To and from the ship there moved a ghostly procession of grimy sailors, carrying pitch to the beach, where fires were burning, and the venerable three-deckers were being daubed with the smoking fluid, and made ready for the high seas.
It was a merry company, in truth, of lords and gentlemen, and scholars, too, who came upon my vision, and wonderingly my eyes followed the gallant leader. It seemed to me that I could all but catch his words. He spoke with a poet’s grace, so full of charm and so deliberate, so courtly was his address. His face once turned, I knew him to be English. His fair skin was burned by deep-sea voyaging; his pointed beard just touched the lace of a deep, white ruff, and over his shoulder hung a plume, white and curling. In all my life, I had never seen so gay a gentleman, and I could not get my fill of looking and of wondering.
Could it be that this great company were the revivified followers of the dauntless Sir Walter Raleigh, searching, centuries ago, for El Dorado? And it came to me, in that curious mixing of past and present, of which dreams are made, “Does Sir Walter, with all his wisdom, suspect that here, where he pitches his ships, is to be the great gold mine—some later man’s El Dorado—while he eagerly sails away in futile quest of golden sands that are always just beyond his reach?”
I lifted myself to strain my farthest sight, when lo! all was gone; galleons, gentlemen, scholars, sailors, even the little caravel—all!
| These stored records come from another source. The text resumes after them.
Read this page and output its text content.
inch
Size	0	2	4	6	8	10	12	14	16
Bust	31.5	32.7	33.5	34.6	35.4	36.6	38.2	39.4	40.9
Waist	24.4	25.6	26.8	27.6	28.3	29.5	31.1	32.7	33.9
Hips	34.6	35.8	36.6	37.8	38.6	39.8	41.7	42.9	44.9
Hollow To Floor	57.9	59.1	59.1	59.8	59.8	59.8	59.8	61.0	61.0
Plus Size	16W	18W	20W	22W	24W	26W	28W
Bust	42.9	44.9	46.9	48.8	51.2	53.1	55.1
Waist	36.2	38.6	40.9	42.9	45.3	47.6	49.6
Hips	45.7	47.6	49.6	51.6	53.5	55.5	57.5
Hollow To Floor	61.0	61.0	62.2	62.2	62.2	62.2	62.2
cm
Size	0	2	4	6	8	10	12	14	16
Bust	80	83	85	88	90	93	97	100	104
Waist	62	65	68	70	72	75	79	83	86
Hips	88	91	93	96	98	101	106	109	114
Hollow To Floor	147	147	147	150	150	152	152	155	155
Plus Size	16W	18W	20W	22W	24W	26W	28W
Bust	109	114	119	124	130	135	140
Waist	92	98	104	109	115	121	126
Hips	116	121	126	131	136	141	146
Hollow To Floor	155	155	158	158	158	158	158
The sun was beating down upon the black road, the air was blistering; negroes were weighing the buckets of pitch, and the machinery clanked, with deafening indifference, through the quivering air; and up from behind a clump of bushes a red bow, atop of a well-known white hat, chased away the phantoms of long ago. I took off my dark glasses, rubbed my eyes, and, half-dazed, stepped from my enchanted carryall.